The **first step** was to concatenate the excel files in 'DATABASE_Obis'.

In [13]:
path = "DATABASE_Orbis"
folder = os.listdir(path)
data_r_d = pd.DataFrame()
for file in folder :
    data = pd.read_csv(f'{path}/{file}')
    data_r_d = data_r_d.append(data)
data_r_d
# exportation to .csv
data_r_d.to_csv('data_r_d.csv')
data_r_d = pd.read_csv('data_r_d.csv')

**Second Step**: \
we had to only keep the date year of the orbis database ('data_r_d')

In [14]:
# fonction that only keep the date year. 
def keep_year_orbis(x):
    x[2] = str(x[2])[:4]
    return x

def keep_year_zephir(x):
    x[5] = str(x[5])[:4]
    return x



#On ne garde que l'année et on retire le mois et le jour
data_r_d = data_r_d.apply(keep_year_orbis, axis = 1)
data_r_d.set_index(["bvdid","closing_date"], inplace=True) 
data_r_d.drop(labels = 'Unnamed: 0', axis = 1, inplace = True)
data_r_d1 = data_r_d.reset_index()

**third step** \
join the orbis database with the zephir databases.  
- 1) join inner with the series of bvdid of orbis and zephir tables on bvdid to keep only the companies that are in both.
- 2) join inner with the orbis database the series of bvdid of the table created just before on bvdid to keep only the companies that are in both.
- 3) join on bvdid and closing date of the table created in 1) with the Orbis table in order to have every deal with all their r&d informations for the year of the deal. 
- 4)join on bvdid and closing date of the table created in 3) with the Orbis table in order to have additionnal pieces of information about the company for the year without deal. 

In [15]:
def creation_final_table(data, name, type) : 

    
    data.rename(columns = {f'{type} BvD ID number' : "bvdid", 'Completed date' : "closing_date", 'Unnamed: 0': 'Deal_number'}, inplace = True)
    data.dropna(axis = 0,subset=["closing_date"], how = 'any',inplace = True)
    #On ne garde que l'année et on retire le mois et le jour
    data = data.apply(keep_year_zephir, axis = 1)

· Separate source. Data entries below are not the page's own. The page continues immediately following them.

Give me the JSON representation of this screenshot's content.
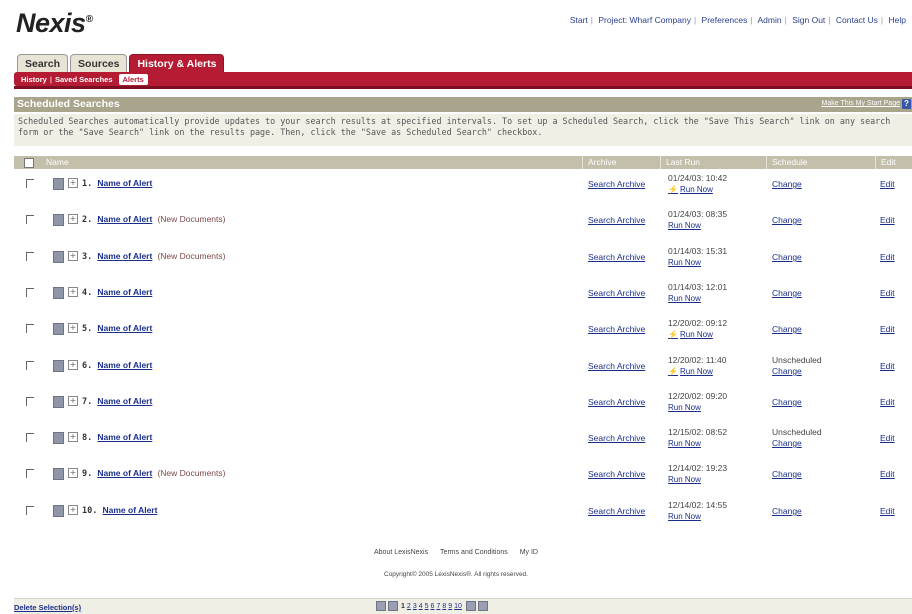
{
  "logo": "Nexis",
  "logo_mark": "®",
  "topnav": [
    "Start",
    "Project: Wharf Company",
    "Preferences",
    "Admin",
    "Sign Out",
    "Contact Us",
    "Help"
  ],
  "tabs": [
    {
      "label": "Search",
      "active": false
    },
    {
      "label": "Sources",
      "active": false
    },
    {
      "label": "History & Alerts",
      "active": true
    }
  ],
  "subtabs": [
    {
      "label": "History",
      "active": false
    },
    {
      "label": "Saved Searches",
      "active": false
    },
    {
      "label": "Alerts",
      "active": true
    }
  ],
  "section": {
    "title": "Scheduled Searches",
    "start_page_link": "Make This My Start Page",
    "help_icon": "?",
    "description_line1": "Scheduled Searches automatically provide updates to your search results at specified intervals. To set up a Scheduled Search, click the \"Save This Search\" link on any search",
    "description_line2": "form or the \"Save Search\" link on the results page. Then, click the \"Save as Scheduled Search\" checkbox."
  },
  "table": {
    "headers": {
      "name": "Name",
      "archive": "Archive",
      "last_run": "Last Run",
      "schedule": "Schedule",
      "edit": "Edit"
    },
    "rows": [
      {
        "num": "1.",
        "name": "Name of Alert",
        "new_docs": "",
        "archive": "Search Archive",
        "last_run": "01/24/03: 10:42",
        "run_now": "Run Now",
        "bolt": true,
        "unscheduled": "",
        "schedule": "Change",
        "edit": "Edit"
      },
      {
        "num": "2.",
        "name": "Name of Alert",
        "new_docs": "(New Documents)",
        "archive": "Search Archive",
        "last_run": "01/24/03: 08:35",
        "run_now": "Run Now",
        "bolt": false,
        "unscheduled": "",
        "schedule": "Change",
        "edit": "Edit"
      },
      {
        "num": "3.",
        "name": "Name of Alert",
        "new_docs": "(New Documents)",
        "archive": "Search Archive",
        "last_run": "01/14/03: 15:31",
        "run_now": "Run Now",
        "bolt": false,
        "unscheduled": "",
        "schedule": "Change",
        "edit": "Edit"
      },
      {
        "num": "4.",
        "name": "Name of Alert",
        "new_docs": "",
        "archive": "Search Archive",
        "last_run": "01/14/03: 12:01",
        "run_now": "Run Now",
        "bolt": false,
        "unscheduled": "",
        "schedule": "Change",
        "edit": "Edit"
      },
      {
        "num": "5.",
        "name": "Name of Alert",
        "new_docs": "",
        "archive": "Search Archive",
        "last_run": "12/20/02: 09:12",
        "run_now": "Run Now",
        "bolt": true,
        "unscheduled": "",
        "schedule": "Change",
        "edit": "Edit"
      },
      {
        "num": "6.",
        "name": "Name of Alert",
        "new_docs": "",
        "archive": "Search Archive",
        "last_run": "12/20/02: 11:40",
        "run_now": "Run Now",
        "bolt": true,
        "unscheduled": "Unscheduled",
        "schedule": "Change",
        "edit": "Edit"
      },
      {
        "num": "7.",
        "name": "Name of Alert",
        "new_docs": "",
        "archive": "Search Archive",
        "last_run": "12/20/02: 09:20",
        "run_now": "Run Now",
        "bolt": false,
        "unscheduled": "",
        "schedule": "Change",
        "edit": "Edit"
      },
      {
        "num": "8.",
        "name": "Name of Alert",
        "new_docs": "",
        "archive": "Search Archive",
        "last_run": "12/15/02: 08:52",
        "run_now": "Run Now",
        "bolt": false,
        "unscheduled": "Unscheduled",
        "schedule": "Change",
        "edit": "Edit"
      },
      {
        "num": "9.",
        "name": "Name of Alert",
        "new_docs": "(New Documents)",
        "archive": "Search Archive",
        "last_run": "12/14/02: 19:23",
        "run_now": "Run Now",
        "bolt": false,
        "unscheduled": "",
        "schedule": "Change",
        "edit": "Edit"
      },
      {
        "num": "10.",
        "name": "Name of Alert",
        "new_docs": "",
        "archive": "Search Archive",
        "last_run": "12/14/02: 14:55",
        "run_now": "Run Now",
        "bolt": false,
        "unscheduled": "",
        "schedule": "Change",
        "edit": "Edit"
      }
    ]
  },
  "footer": {
    "links": [
      "About LexisNexis",
      "Terms and Conditions",
      "My ID"
    ],
    "copyright": "Copyright© 2005 LexisNexis®. All rights reserved."
  },
  "bottom": {
    "delete_selection": "Delete Selection(s)",
    "pages": [
      "1",
      "2",
      "3",
      "4",
      "5",
      "6",
      "7",
      "8",
      "9",
      "10"
    ],
    "current_page": "1"
  },
  "colors": {
    "accent": "#b51c34",
    "header_band": "#a9a48c",
    "link": "#1a2f8a"
  }
}
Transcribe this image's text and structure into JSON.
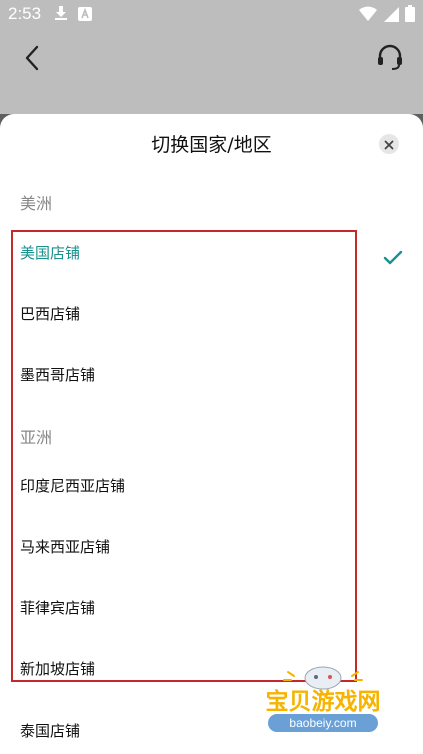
{
  "status_bar": {
    "time": "2:53",
    "left_icons": [
      "download-icon",
      "a-badge-icon"
    ],
    "right_icons": [
      "wifi-icon",
      "signal-icon",
      "battery-icon"
    ]
  },
  "app_bar": {
    "back_icon": "chevron-left-icon",
    "support_icon": "headset-icon"
  },
  "sheet": {
    "title": "切换国家/地区",
    "close_icon": "close-icon"
  },
  "sections": [
    {
      "header": "美洲",
      "items": [
        {
          "label": "美国店铺",
          "selected": true
        },
        {
          "label": "巴西店铺",
          "selected": false
        },
        {
          "label": "墨西哥店铺",
          "selected": false
        }
      ]
    },
    {
      "header": "亚洲",
      "items": [
        {
          "label": "印度尼西亚店铺",
          "selected": false
        },
        {
          "label": "马来西亚店铺",
          "selected": false
        },
        {
          "label": "菲律宾店铺",
          "selected": false
        },
        {
          "label": "新加坡店铺",
          "selected": false
        },
        {
          "label": "泰国店铺",
          "selected": false
        }
      ]
    }
  ],
  "watermark": {
    "text": "宝贝游戏网",
    "url": "baobeiy.com"
  },
  "colors": {
    "accent": "#19918c",
    "highlight_border": "#c62828"
  }
}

    data.set_index(["bvdid","closing_date"], inplace=True)
    data1 = data.reset_index()

    # join inner sur la serie des bvdid data_r_d et data pour ne garder que les compagnies présentent dans les deux tables. 
    serie_bvdid_r_d = data_r_d1['bvdid']
    # join
    data_deals = data1.merge(serie_bvdid_r_d, on =["bvdid"], how = 'inner')
    data_deals.reset_index(inplace=True)
    data_deals.drop_duplicates(subset = ['bvdid','closing_date',"Deal_number",'Deal value\nm EUR',f'{type} country code','Acquiror country code','Acquired stake (%)','Final stake (%)'], inplace = True)
    #création d'un deal_number
    data_deals.reset_index(inplace = True)
    data_deals.rename(columns = {'level_0':'deal_number'}, inplace = True)
    data_deals_bvdid = data_deals['bvdid']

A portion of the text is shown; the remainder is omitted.